Synthesis and characterization of aluminum poly-hexamethylenephosphinate and its flame-retardant application in epoxy resin

A flame retardant additive, aluminum poly-hexamethylenephosphinate (APHP) with a polymeric structure was synthesized from 1,5-hexadiene, hypophosphorous acid and aluminum ions. The molecular structure of APHP and thermal stability were characterized by solid nuclear magnetic resonance, Fourier transform infrared and thermogravimetric analysis. Then, APHP was applied into diglycidyl ether of bisphenol-A cured by 4,4′-diamino-diphenylmethane. APHP showed flame-retardant effect on the epoxy thermosets in limited oxygen index (LOI), UL94 vertical test and cone calorimeter. The thermosets with only 4 wt.% APHP obtained an LOI value of 32.7% and reached the UL94 V-1 rating. The APHP/EP thermosets decreased the pk-HRR, THR and av-EHC values, decreased CO2Y and enhanced the COY ratios, and also reserved more residual char comparing with neat thermoset.

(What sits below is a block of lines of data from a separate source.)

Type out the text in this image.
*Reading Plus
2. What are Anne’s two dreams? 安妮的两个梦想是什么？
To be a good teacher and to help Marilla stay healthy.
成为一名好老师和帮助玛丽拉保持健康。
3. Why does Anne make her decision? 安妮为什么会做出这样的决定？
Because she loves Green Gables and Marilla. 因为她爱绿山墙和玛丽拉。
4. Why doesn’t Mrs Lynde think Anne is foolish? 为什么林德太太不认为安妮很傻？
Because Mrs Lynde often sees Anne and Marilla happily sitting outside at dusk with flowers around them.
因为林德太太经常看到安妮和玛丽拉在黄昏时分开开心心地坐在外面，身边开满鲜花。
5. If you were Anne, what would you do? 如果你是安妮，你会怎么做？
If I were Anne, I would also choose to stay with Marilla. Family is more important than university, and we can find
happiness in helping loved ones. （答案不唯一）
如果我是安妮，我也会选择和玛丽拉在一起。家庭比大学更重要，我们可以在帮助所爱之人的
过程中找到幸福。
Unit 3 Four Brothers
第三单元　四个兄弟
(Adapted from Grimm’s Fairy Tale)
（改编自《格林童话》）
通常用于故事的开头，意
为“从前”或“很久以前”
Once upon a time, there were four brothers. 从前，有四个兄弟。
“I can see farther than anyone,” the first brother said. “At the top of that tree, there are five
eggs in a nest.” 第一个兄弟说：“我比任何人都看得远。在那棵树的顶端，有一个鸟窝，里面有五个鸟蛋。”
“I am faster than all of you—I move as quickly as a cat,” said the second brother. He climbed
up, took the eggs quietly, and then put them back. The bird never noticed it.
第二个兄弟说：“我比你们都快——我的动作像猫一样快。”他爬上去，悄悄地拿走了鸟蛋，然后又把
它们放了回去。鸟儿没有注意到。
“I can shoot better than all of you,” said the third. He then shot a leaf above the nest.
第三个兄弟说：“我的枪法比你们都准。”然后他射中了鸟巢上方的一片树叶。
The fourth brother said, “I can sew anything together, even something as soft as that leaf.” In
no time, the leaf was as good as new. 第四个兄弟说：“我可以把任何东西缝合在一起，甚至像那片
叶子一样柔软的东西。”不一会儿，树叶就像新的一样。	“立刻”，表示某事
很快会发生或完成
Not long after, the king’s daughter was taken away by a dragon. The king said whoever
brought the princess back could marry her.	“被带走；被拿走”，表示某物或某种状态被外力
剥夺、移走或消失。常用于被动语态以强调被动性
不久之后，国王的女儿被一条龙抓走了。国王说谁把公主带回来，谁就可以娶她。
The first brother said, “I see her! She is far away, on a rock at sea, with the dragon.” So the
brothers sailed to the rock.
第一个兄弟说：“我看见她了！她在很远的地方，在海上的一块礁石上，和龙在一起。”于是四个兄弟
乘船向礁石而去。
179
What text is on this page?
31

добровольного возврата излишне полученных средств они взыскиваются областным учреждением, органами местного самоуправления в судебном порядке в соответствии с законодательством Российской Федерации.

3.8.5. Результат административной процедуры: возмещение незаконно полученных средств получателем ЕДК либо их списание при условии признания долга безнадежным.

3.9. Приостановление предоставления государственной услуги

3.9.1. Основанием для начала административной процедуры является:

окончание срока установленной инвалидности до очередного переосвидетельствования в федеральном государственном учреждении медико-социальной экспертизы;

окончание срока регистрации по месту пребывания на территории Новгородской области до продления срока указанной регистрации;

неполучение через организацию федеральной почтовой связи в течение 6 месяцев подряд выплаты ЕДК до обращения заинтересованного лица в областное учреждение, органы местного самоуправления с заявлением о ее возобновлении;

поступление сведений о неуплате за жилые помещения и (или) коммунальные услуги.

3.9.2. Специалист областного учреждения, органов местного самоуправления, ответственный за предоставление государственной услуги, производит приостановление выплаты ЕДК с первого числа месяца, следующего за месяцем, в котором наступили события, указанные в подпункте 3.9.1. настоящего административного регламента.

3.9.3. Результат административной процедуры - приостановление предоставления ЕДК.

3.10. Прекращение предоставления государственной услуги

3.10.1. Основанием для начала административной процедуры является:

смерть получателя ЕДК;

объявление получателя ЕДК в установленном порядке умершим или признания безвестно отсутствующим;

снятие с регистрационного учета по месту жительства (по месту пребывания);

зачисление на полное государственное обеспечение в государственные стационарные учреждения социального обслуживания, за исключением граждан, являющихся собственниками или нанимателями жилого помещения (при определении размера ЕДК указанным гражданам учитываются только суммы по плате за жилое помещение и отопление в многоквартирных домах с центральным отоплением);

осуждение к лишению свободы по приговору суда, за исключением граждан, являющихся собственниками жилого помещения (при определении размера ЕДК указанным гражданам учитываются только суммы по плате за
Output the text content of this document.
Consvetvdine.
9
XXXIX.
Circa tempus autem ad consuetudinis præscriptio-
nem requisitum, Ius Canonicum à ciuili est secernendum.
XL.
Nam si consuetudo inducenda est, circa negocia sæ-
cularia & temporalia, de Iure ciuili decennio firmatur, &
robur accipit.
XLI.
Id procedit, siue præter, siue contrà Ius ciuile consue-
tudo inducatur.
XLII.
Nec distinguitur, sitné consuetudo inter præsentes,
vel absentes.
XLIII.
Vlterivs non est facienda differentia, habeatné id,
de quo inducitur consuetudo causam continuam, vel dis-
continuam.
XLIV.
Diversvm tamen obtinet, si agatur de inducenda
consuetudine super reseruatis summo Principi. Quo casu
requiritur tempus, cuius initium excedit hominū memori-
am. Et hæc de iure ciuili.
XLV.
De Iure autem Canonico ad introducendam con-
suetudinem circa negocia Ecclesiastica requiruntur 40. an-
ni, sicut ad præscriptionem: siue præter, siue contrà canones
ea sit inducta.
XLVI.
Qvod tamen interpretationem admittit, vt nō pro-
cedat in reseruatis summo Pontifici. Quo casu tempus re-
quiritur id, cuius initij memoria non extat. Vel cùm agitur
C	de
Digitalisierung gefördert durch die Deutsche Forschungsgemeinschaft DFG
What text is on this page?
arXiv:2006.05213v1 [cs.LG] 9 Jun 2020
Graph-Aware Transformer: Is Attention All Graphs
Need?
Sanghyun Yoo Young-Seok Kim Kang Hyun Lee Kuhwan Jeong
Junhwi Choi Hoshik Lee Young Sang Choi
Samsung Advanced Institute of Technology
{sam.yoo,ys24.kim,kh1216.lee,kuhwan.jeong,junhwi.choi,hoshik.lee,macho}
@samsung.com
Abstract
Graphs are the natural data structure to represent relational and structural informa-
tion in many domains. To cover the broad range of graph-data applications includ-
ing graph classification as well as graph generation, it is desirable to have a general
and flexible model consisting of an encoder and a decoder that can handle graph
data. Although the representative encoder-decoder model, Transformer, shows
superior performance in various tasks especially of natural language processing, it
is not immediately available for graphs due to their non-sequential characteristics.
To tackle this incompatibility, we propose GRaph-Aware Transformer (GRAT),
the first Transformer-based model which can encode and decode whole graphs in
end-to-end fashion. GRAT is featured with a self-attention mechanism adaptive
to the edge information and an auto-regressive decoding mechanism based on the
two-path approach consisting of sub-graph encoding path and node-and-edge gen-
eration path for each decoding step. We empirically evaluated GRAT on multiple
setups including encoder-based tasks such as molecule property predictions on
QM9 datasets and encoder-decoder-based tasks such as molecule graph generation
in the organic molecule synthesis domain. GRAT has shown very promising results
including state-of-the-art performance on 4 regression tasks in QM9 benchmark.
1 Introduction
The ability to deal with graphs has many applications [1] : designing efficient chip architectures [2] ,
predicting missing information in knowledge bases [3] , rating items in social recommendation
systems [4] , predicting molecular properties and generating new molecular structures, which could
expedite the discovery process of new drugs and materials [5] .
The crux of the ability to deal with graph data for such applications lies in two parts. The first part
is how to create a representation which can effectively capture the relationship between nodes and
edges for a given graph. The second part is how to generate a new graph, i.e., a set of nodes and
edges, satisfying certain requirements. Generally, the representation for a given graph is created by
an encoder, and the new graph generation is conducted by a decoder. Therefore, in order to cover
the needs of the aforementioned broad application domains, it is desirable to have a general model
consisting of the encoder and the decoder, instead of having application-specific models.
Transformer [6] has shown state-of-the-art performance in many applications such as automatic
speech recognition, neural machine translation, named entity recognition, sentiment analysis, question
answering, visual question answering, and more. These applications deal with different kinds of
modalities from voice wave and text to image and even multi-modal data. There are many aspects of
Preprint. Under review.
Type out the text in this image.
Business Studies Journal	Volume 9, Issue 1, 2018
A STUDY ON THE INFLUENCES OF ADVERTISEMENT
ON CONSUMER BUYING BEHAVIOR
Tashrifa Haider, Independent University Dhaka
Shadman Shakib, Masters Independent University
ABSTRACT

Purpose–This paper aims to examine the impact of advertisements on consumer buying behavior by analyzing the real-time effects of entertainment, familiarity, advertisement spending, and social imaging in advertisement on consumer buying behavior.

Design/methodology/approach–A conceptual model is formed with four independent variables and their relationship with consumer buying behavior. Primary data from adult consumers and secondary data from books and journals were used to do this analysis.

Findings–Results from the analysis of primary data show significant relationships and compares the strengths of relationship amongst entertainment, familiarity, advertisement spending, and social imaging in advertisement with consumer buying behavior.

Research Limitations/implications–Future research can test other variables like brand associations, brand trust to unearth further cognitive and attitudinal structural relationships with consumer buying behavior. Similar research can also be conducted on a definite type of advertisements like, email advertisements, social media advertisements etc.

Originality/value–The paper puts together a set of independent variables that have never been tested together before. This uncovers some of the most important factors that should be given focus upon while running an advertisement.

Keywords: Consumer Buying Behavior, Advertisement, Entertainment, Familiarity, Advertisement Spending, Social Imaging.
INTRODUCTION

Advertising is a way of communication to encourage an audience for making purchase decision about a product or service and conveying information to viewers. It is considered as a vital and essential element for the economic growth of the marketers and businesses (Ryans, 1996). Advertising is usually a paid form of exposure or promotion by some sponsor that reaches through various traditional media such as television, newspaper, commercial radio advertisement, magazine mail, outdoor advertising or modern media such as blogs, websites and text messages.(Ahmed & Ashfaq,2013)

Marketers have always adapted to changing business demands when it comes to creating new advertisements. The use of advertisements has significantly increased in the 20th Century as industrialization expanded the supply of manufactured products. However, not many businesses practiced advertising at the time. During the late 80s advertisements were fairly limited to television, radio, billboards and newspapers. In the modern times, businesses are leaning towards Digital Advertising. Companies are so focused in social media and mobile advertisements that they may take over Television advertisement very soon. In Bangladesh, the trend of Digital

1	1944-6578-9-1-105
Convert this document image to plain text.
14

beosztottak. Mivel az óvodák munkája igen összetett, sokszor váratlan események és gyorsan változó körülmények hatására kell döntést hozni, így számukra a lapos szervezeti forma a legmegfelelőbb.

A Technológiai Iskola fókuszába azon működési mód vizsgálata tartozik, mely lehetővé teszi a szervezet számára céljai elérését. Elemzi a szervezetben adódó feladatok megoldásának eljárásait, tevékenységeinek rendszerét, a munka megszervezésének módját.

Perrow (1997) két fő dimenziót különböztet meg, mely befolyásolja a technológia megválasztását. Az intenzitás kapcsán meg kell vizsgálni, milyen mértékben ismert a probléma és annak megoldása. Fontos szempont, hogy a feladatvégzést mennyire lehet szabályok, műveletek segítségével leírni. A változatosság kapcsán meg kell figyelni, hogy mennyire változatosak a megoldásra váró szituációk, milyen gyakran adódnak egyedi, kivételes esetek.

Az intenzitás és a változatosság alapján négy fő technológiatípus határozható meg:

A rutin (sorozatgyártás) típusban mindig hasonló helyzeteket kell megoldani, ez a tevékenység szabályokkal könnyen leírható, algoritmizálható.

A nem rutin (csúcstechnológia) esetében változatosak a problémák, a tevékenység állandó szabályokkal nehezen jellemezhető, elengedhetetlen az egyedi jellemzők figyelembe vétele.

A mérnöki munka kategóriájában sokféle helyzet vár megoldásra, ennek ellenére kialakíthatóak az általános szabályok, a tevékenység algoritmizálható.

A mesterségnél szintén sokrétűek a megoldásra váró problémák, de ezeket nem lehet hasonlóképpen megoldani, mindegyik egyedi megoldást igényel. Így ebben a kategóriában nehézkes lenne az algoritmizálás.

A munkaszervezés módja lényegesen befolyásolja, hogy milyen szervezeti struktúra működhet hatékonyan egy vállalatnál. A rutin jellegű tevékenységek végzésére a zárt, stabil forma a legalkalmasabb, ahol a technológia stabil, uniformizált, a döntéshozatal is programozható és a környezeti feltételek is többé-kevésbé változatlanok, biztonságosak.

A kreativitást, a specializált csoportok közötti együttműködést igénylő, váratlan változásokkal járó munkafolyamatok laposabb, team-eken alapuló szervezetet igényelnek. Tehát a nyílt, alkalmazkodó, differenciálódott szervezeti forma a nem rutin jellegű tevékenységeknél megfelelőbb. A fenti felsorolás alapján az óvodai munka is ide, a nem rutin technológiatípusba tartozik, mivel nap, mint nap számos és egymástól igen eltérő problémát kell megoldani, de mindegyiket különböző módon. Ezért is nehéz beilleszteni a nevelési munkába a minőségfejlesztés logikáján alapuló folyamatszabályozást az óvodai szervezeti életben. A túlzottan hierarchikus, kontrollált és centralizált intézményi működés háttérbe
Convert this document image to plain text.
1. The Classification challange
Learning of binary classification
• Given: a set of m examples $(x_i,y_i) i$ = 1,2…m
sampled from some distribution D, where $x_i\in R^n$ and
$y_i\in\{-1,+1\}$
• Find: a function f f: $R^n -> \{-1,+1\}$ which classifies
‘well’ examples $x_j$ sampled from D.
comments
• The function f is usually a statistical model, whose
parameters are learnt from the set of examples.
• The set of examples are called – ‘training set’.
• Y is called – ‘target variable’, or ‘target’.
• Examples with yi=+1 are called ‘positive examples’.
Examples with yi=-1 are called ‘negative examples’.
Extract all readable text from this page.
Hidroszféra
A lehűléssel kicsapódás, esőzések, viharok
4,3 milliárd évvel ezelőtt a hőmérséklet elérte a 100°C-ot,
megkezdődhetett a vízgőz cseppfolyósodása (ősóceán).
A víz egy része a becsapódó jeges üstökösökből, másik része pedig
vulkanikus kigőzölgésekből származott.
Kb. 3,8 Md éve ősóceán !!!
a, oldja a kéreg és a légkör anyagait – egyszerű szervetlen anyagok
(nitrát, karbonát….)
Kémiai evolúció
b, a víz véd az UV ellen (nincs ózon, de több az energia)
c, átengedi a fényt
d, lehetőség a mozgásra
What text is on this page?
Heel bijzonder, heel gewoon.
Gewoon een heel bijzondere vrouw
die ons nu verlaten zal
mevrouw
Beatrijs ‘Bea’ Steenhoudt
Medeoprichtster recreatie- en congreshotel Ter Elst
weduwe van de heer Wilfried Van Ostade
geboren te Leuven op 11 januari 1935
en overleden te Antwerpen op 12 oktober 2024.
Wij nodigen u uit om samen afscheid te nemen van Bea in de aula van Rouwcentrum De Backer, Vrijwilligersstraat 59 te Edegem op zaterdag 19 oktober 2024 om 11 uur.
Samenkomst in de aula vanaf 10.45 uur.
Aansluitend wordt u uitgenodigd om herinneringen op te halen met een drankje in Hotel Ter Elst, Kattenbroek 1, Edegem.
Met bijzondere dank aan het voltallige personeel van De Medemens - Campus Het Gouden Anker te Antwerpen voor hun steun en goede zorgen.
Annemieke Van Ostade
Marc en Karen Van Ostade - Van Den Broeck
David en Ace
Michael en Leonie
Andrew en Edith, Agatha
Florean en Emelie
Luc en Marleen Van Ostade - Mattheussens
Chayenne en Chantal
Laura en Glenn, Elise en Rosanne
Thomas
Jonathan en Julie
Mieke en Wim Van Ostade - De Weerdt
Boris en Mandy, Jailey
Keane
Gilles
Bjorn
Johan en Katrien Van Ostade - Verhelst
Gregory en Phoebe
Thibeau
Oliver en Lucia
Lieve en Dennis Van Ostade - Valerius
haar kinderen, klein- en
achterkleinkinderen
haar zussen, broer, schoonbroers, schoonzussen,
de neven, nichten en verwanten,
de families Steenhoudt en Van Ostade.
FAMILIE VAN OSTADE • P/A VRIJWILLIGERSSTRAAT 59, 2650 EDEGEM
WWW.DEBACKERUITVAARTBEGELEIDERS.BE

The less incorporation of APHP in thermosets will impose the better flame retardancy to epoxy thermosets. The flame-retardant effect of APHP was resulted by its two main pyrolyzed contents phosphorus and alkyl-phosphinic fragments. In condensed phase, the phosphorus-containing contents facilitated to the higher char yields and the formation of intumescent char layer, which led to a reduction of the released fuel and a strong barrier effect to weaken the combustion intensity. In gas phase, the PO, PO2 and alkyl-phosphinic fragments with quenching effect were released from the phosphorus-containing contents, and can decrease the heat release and weaken the combustion intensity.